Meyrick continued: “We understand the concerns raised about the use of facial recognition technology, but it’s important to remember that it has never resulted in a wrongful arrest. Further, there have been no false alerts for several years as the technology and our understanding has evolved.”
Since a legal challenge was posed to the use of the technology, there has ben the development of the Biometrics and Surveillance Camera Commissioner’s Code of Practice and the College of Policing Authorised Professional Practice, with the latter setting out the police service’s obligations when it comes to the use of live facial recognition.
South Wales Police has reiterated the truism that a series of trial deployments and the independent testing and evaluation of data duly confirmed that this form of surveillance technology doesn’t discriminate on the grounds of gender, age or race based on the “responsible way” in which facial recognition is used.

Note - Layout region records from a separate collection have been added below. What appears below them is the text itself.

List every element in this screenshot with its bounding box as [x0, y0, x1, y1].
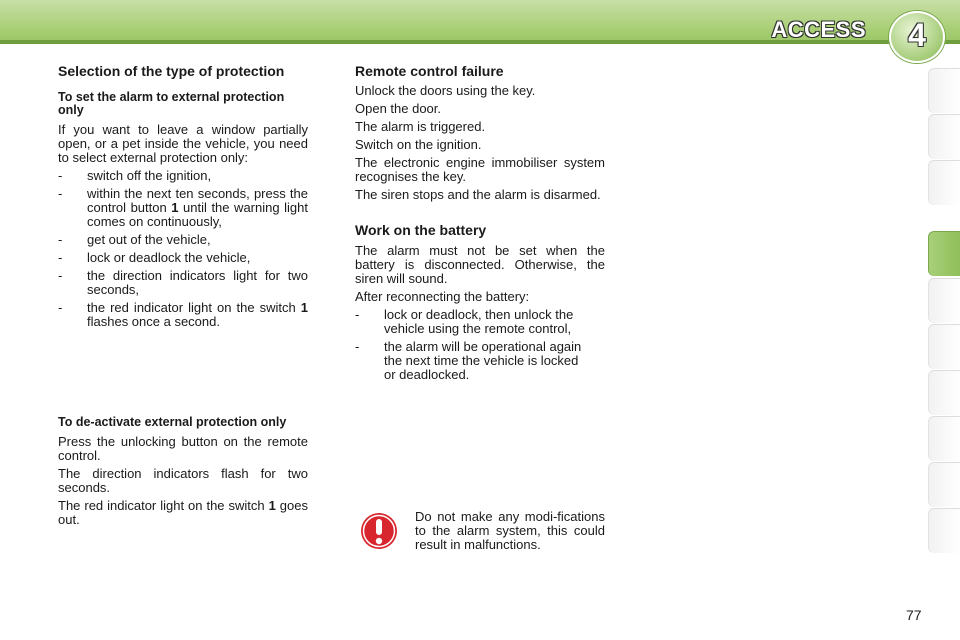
header-gap — [0, 44, 960, 54]
list-item — [58, 251, 308, 265]
list-text: lock or deadlock the vehicle, — [87, 250, 251, 265]
list-dash: - — [58, 232, 63, 247]
chapter-tab[interactable] — [928, 68, 960, 113]
left-column-lower — [58, 416, 308, 531]
list-text-after: flashes once a second. — [87, 314, 220, 329]
remote-line: Switch on the ignition. — [355, 137, 482, 152]
chapter-tab[interactable] — [928, 416, 960, 461]
chapter-tab-active[interactable] — [928, 231, 960, 276]
list-text: get out of the vehicle, — [87, 232, 211, 247]
list-dash: - — [58, 186, 63, 201]
list-text: switch off the ignition, — [87, 168, 212, 183]
list-text: lock or deadlock, then unlock the vehicle using the remote control, — [384, 307, 574, 336]
chapter-tab[interactable] — [928, 370, 960, 415]
remote-line: The electronic engine immobiliser system recognises the key. — [355, 155, 605, 184]
list-item — [58, 169, 308, 183]
list-item — [58, 269, 308, 297]
chapter-tab[interactable] — [928, 278, 960, 323]
list-dash: - — [58, 300, 63, 315]
chapter-tab[interactable] — [928, 324, 960, 369]
switch-number: 1 — [300, 300, 308, 315]
list-item — [58, 233, 308, 247]
remote-line: Unlock the doors using the key. — [355, 83, 536, 98]
section-heading-protection: Selection of the type of protection — [58, 63, 285, 79]
list-dash: - — [355, 339, 360, 354]
list-text: the direction indicators light for two seconds, — [87, 268, 308, 297]
list-dash: - — [58, 168, 63, 183]
remote-line: The siren stops and the alarm is disarmed. — [355, 187, 601, 202]
list-dash: - — [355, 307, 360, 322]
list-item — [355, 308, 605, 336]
list-item — [355, 340, 605, 382]
left-column — [58, 64, 308, 333]
chapter-tab[interactable] — [928, 160, 960, 205]
list-text: the red indicator light on the switch — [87, 300, 296, 315]
chapter-tabs — [928, 68, 960, 573]
subheading-deactivate: To de-activate external protection only — [58, 415, 287, 429]
subheading-set-alarm: To set the alarm to external protection only — [58, 90, 285, 117]
section-heading-remote-failure: Remote control failure — [355, 63, 504, 79]
chapter-tab[interactable] — [928, 114, 960, 159]
chapter-number: 4 — [908, 17, 926, 53]
chapter-badge — [889, 11, 945, 63]
list-dash: - — [58, 268, 63, 283]
list-dash: - — [58, 250, 63, 265]
exclamation-icon — [360, 512, 398, 550]
battery-paragraph-2: After reconnecting the battery: — [355, 289, 530, 304]
deactivate-paragraph-3 — [58, 499, 308, 527]
list-text: within the next ten seconds, press the control button — [87, 186, 308, 215]
intro-paragraph: If you want to leave a window partially open, or a pet inside the vehicle, you need to select external protection only: — [58, 122, 308, 165]
deactivate-text-after: goes out. — [58, 498, 308, 527]
chapter-tab[interactable] — [928, 508, 960, 553]
switch-number: 1 — [171, 200, 179, 215]
list-text-after: until the warning light comes on continuously, — [87, 200, 308, 229]
chapter-title: ACCESS — [771, 17, 866, 42]
switch-number: 1 — [268, 498, 276, 513]
deactivate-text: The red indicator light on the switch — [58, 498, 265, 513]
right-column — [355, 64, 605, 386]
deactivate-paragraph-2: The direction indicators flash for two seconds. — [58, 466, 308, 495]
battery-paragraph-1: The alarm must not be set when the battery is disconnected. Otherwise, the siren will sound. — [355, 243, 605, 286]
page-number: 77 — [906, 607, 922, 623]
list-item — [58, 187, 308, 229]
warning-text: Do not make any modi-fications to the alarm system, this could result in malfunctions. — [415, 509, 605, 552]
remote-line: The alarm is triggered. — [355, 119, 486, 134]
remote-line: Open the door. — [355, 101, 442, 116]
chapter-tab[interactable] — [928, 462, 960, 507]
list-text: the alarm will be operational again the next time the vehicle is locked or deadlocked. — [384, 339, 582, 382]
list-item — [58, 301, 308, 329]
section-heading-battery: Work on the battery — [355, 222, 487, 238]
deactivate-paragraph-1: Press the unlocking button on the remote control. — [58, 434, 308, 463]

On that note, Meyrick observed: “The level of oversight and independent scrutiny means that we are now in a stronger position than ever before to be able to demonstrate that our use of facial recognition technology is fair, legitimate, ethical and proportionate.”
Indeed, if this particular trial is successful, the concept could be used at other major events and locations in South Wales.
Facial recognition was previously used on an intelligence-led deployment at a concert in Cardiff after similar events in other parts of the UK had resulted in more than 220 smart phones being stolen from those attending them.
In fact, 30 individuals who were thought to be part of an organised crime group specialising in stealing smart phones at music events were placed on a ‘watchlist’. This proactive measure led to the identification of one suspect, identified through facial recognition and arrested for going equipped to steal. Notably there were no reported mobile phone thefts.
“Shocking expansion”
Responding to South Wales Police’s announcement, Madeleine Stone (senior advocacy officer at privacy-focused organisation Big Brother Watch) explained: “Embedding facial recognition surveillance in a city-wide CCTV network represents a shocking expansion of police surveillance and turns Cardiff into an Orwellian zone of biometric surveillance. This unprecedented use of the technology could pave the way for the mass roll-out of permanent facial recognition surveillance systems across the UK.”
Stone continued: “Live facial recognition technology turns us into walking barcodes and makes us a nation of suspects. This network of facial recognition cameras will make it impossible for Cardiff residents and visitors to opt-out of a biometric police identity check.”
Further, Stone noted: “For the last three years, South Wales Police has not made a single arrest due to the use of this technology at sporting events and yet continues to waste taxpayers’ money on this rights-abusing technology. No other democracy in the world spies on its population with live facial recognition in this cavalier and chilling way. South Wales Police must immediately stop this dystopian trial.”
The last arrest made by South Wales Police using live facial recognition technology occurred on 23 March 2022, despite multiple deployments at other rugby and football events.